My mind churned this over and over as I nursed the baby tonight. I looked into her eyes and thought, I’m happy when I am snuggling and nursing the baby. That thought was quickly followed by the thought that every moment of happiness is merely an illusion. Emily will grow and no longer need my breast, and that connectivity will not be available to comfort or soothe either of us.

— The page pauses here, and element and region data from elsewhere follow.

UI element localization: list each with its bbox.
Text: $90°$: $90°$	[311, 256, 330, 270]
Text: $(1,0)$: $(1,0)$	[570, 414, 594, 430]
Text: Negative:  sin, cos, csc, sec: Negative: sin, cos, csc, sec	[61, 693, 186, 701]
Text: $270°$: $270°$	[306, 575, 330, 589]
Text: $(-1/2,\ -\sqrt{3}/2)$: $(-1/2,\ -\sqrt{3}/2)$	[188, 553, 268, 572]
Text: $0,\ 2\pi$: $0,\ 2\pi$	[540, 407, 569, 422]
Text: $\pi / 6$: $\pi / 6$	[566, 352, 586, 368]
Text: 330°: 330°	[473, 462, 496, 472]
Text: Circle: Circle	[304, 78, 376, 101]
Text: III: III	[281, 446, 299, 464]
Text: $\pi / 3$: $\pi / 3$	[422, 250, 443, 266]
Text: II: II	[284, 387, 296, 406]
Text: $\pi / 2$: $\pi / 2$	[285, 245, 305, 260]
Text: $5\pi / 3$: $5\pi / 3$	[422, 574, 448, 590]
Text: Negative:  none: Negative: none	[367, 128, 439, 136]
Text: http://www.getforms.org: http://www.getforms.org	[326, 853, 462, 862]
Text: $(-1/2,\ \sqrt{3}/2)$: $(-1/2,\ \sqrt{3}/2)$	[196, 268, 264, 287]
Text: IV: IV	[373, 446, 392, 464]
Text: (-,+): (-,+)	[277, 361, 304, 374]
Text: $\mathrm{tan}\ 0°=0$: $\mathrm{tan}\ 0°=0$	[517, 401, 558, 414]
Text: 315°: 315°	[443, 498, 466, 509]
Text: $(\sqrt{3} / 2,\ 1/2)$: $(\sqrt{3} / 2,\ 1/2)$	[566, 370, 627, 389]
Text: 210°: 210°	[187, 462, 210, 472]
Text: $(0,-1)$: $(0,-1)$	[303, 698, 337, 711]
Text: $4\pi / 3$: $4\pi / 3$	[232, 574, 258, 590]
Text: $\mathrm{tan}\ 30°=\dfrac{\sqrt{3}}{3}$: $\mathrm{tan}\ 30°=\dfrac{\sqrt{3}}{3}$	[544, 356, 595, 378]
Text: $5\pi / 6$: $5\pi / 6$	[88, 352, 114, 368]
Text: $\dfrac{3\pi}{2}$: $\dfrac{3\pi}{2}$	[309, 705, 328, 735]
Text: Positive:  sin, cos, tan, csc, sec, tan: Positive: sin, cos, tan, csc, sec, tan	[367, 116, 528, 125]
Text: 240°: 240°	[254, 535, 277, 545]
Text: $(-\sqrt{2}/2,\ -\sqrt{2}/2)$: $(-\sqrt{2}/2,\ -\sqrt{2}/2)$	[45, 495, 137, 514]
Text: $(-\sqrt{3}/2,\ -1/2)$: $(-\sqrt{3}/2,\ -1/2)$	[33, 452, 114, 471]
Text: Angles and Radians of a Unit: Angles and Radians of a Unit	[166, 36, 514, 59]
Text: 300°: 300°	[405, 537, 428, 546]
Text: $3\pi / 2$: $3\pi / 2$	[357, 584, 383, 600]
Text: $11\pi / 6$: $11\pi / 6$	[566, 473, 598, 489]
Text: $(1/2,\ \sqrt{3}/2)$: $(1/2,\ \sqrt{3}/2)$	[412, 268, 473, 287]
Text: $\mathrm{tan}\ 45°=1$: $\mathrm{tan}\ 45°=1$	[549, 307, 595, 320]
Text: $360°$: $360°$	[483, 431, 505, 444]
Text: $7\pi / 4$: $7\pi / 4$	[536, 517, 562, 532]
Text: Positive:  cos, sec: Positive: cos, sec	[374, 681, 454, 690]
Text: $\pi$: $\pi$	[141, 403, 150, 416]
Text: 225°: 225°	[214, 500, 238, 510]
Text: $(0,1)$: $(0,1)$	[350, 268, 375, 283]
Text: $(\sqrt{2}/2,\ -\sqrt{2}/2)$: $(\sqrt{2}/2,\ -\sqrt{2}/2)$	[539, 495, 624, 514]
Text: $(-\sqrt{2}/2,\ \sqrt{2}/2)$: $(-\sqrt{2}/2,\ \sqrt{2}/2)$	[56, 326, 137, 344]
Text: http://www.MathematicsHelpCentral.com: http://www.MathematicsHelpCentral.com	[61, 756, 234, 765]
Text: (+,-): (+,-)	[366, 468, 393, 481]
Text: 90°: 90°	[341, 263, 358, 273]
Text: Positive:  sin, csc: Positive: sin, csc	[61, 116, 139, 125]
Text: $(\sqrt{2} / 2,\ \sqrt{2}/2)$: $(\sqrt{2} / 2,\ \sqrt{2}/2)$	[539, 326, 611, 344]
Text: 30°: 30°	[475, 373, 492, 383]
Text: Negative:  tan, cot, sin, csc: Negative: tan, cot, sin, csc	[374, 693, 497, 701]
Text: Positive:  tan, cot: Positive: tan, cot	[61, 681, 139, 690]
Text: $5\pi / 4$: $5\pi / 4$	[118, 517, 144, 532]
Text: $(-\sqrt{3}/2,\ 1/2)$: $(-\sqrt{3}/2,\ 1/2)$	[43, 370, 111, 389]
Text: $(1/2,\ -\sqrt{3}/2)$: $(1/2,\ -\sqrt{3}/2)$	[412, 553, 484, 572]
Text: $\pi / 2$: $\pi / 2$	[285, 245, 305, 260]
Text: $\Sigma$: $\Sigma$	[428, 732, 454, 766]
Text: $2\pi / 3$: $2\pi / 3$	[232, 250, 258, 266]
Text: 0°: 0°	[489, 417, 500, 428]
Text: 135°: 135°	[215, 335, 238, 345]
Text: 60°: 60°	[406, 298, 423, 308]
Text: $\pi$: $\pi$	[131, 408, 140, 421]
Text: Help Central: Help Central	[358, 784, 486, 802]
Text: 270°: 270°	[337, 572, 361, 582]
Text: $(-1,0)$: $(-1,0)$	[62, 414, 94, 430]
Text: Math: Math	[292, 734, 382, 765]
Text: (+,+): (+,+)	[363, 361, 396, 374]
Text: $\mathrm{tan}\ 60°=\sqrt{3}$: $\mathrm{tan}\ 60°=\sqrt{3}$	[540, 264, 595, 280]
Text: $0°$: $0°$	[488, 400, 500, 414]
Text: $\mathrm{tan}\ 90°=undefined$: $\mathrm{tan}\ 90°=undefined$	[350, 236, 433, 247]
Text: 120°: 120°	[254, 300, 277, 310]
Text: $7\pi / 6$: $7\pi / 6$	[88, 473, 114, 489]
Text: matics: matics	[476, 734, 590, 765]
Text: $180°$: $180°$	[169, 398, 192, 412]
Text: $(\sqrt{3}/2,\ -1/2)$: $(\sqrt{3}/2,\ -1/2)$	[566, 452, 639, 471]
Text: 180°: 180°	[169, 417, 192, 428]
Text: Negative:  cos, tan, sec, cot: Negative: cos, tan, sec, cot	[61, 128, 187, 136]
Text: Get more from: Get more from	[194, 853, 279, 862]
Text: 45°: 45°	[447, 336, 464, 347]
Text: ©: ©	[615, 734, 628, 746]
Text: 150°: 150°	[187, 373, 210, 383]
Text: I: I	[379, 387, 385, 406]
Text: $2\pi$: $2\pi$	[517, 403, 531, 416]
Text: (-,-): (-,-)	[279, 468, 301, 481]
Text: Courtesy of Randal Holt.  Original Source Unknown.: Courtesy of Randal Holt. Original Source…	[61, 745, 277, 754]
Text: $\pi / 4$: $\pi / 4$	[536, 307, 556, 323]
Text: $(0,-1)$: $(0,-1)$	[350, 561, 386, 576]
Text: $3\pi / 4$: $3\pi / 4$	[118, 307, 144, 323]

I had picked up an issue of Shambala Sun from 2007 which my husband had cleaned off his desk. There was an article featured on the cover entitled, “What makes you a Buddhist?” It was an article by a Buddhist monk and teacher named Dzongsar Jamyang Khyentse.
I flipped to it.
I used to be an avid and fast reader, but these days it is hard for me to make sense of two sentences strung together. I chalk it up to a moderate brain loss incurred by a few years’ sleep debt. But I followed along with most of this article, tuning in especially to a passage where he spoke about dualities.
“. . . fixation usually stems from a habit of buying into dualistic views, such as bad and good, ugly and beautiful, moral and immoral. One’s inflexible self-righteousness takes up all the space that would allow empathy for others. Sanity is lost. . . ”
Maybe the discomfort of anxiety and depression comes not so much from my actual feelings, as it does from my judgement that those feelings are wrong and flawed.
The goal is not to be happy, but to accept myself for who and where I am at this moment.
It sounds so simple, why didn’t I get it before?
There is a set of skills I use with my clients for emotional regulation called Dialectical Behavioral Therapy (DBT). One of the first things we learn in DBT is to not judge our feelings as right/wrong or good/bad, but to accept our feelings, and to accept how intense they are.
While I have been using the skills both professionally and personally for a decade, it only truly clicked what that acceptance actually means, as I reflected on my emotions over the past week.
Being a mom is one of the most wonderful things I’ve ever experienced. My children are my life. But being a mom is also impossibly hard, at times. I find myself getting caught in this web of duality on a regular basis. And the spider of self doubt eats away at my confidence, and further impedes my ability to feel well.
It also makes it difficult to relate with others, to find the energy for compassion and consideration. My hope is that through practicing more mindfulness and acceptance I will be more comfortable in my own skin, thus more tolerant and compassionate with others.
So, I can be, just be, dys-happy. It doesn’t make me a better person, nor am I worse for it.